“While these truths may be self-evident, they’ve never been self-executing.”
I flinched, early on, at the buzzwords that have made modern American presidential speeches a joke (schools, jobs, civil rights, Social Security, etc.). But then Obama explained what, in his vision, had made these good things possible for us. God did not throw them on the ground so we could cut each other’s throats over the choicest bits; He imbued in us the ability to find and develop them, and gave us a capacity for love that taught us if we worked together, we could do a better job of it and share the bounty.
Eventually it occurred to me that I had flinched at those buzzwords because I knew them mainly as bait for votes in political speeches. But Obama no longer had any need of votes. He was instead pitching a vision.

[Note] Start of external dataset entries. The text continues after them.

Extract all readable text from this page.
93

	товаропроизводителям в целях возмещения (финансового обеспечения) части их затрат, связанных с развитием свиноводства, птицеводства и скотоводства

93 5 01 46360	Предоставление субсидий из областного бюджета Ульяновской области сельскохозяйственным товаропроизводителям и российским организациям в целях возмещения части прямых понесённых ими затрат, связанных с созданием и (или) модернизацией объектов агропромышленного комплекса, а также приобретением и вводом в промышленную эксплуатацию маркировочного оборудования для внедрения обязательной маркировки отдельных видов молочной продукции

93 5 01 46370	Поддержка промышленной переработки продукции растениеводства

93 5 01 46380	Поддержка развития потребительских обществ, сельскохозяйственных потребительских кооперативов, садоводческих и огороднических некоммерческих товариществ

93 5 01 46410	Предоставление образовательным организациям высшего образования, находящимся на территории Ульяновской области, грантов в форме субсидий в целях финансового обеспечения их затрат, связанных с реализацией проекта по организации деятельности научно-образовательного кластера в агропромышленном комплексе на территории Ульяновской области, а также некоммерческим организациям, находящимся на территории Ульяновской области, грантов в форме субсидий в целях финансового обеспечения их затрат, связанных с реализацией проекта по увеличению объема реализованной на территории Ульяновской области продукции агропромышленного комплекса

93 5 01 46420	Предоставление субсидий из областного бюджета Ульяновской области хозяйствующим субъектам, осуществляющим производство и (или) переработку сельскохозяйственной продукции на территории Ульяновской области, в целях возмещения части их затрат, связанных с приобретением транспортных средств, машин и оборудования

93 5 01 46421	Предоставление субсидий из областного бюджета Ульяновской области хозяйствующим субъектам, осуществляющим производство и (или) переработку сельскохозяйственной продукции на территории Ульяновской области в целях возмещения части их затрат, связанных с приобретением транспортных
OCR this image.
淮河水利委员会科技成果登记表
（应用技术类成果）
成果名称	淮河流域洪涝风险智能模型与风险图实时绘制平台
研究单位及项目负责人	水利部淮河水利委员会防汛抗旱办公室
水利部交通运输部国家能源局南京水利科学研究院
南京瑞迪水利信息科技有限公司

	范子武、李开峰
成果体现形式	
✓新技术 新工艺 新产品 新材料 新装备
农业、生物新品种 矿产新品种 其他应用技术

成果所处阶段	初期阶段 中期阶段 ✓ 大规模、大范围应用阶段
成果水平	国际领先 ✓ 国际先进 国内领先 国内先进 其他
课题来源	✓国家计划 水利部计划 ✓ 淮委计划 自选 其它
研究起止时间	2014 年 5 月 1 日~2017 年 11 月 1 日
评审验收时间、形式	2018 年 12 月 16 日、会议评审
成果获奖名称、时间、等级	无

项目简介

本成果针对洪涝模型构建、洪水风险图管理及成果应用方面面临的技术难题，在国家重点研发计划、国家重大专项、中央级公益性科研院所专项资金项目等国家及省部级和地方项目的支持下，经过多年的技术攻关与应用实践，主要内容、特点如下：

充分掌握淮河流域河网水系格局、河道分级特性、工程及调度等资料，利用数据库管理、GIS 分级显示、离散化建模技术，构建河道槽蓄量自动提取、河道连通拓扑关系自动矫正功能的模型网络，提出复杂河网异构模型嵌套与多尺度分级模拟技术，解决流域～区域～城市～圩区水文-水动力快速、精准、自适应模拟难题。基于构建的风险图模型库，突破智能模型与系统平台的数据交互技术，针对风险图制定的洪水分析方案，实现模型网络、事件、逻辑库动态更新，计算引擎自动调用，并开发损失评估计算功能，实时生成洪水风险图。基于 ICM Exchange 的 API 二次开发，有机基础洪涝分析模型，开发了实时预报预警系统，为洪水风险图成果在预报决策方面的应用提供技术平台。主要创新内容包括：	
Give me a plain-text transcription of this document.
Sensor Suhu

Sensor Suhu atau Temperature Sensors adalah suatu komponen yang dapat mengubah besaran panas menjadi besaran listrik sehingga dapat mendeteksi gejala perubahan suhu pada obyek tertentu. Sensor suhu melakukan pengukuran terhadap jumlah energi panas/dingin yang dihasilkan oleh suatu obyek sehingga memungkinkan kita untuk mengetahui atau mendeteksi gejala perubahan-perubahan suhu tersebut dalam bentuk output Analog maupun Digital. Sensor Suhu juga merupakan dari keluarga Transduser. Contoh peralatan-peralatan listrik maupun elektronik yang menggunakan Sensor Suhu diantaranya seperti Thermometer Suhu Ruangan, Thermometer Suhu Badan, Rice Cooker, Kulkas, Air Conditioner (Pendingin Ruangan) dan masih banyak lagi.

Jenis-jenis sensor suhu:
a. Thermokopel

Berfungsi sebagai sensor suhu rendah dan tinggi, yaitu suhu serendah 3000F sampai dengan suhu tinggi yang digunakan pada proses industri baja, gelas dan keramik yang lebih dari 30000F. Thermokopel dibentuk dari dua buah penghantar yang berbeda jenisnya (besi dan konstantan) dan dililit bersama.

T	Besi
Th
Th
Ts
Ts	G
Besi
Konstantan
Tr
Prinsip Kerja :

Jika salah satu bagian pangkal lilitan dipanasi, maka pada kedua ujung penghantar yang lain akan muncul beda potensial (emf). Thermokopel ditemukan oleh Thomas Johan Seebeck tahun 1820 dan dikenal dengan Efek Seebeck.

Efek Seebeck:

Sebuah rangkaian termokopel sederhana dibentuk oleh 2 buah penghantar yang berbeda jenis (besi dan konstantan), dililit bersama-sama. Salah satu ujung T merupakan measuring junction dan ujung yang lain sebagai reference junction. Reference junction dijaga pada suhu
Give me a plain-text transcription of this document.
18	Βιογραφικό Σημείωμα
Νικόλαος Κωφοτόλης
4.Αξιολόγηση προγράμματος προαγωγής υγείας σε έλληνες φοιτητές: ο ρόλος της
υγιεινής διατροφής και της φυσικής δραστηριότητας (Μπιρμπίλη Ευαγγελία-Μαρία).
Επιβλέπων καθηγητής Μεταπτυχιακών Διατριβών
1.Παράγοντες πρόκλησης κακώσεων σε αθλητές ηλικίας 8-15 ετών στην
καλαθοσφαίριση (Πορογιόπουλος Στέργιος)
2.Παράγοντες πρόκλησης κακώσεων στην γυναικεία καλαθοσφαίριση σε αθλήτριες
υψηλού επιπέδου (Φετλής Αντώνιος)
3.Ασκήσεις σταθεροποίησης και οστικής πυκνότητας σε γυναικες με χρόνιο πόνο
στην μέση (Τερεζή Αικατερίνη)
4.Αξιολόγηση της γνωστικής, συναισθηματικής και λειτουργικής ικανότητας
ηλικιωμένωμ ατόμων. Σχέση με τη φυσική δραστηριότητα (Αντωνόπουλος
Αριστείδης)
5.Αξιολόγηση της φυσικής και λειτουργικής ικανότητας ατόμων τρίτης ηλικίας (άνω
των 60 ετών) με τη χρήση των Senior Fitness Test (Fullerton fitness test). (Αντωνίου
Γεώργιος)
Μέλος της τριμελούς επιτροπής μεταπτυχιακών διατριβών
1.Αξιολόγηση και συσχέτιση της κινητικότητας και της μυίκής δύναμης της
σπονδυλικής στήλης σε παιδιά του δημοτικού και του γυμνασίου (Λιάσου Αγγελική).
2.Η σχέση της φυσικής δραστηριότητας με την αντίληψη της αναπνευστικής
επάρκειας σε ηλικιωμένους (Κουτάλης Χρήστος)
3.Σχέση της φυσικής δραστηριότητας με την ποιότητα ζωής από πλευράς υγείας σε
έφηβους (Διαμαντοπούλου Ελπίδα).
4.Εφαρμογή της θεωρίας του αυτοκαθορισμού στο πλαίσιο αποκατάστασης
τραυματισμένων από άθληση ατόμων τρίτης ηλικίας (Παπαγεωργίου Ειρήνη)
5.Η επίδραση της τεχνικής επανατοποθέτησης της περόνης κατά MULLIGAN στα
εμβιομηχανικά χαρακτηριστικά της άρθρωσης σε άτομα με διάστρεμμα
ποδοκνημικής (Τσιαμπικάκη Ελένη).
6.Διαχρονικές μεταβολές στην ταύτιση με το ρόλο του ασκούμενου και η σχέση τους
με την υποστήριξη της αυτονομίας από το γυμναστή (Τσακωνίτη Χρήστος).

And he was pitching it in contradiction to another vision, one we’ve been living with for decades and still popular in many quarters, that says America is a magic spell read by wizards off old parchment, and if we did as the wizards instructed, everything would be fine, but if we questioned them it would wreck the whole thing. I realized that this notion, absurd as it was, had made me superstitious; for while their defensive cries of “socialist” and “communist” and “moocher” just seemed ridiculous to me, I still had not completely grasped the idea that we could by our own effort and on our own terms have all the good things–schools and jobs and Social Security, for example–without the wizardry. But it’s beginning to sink in.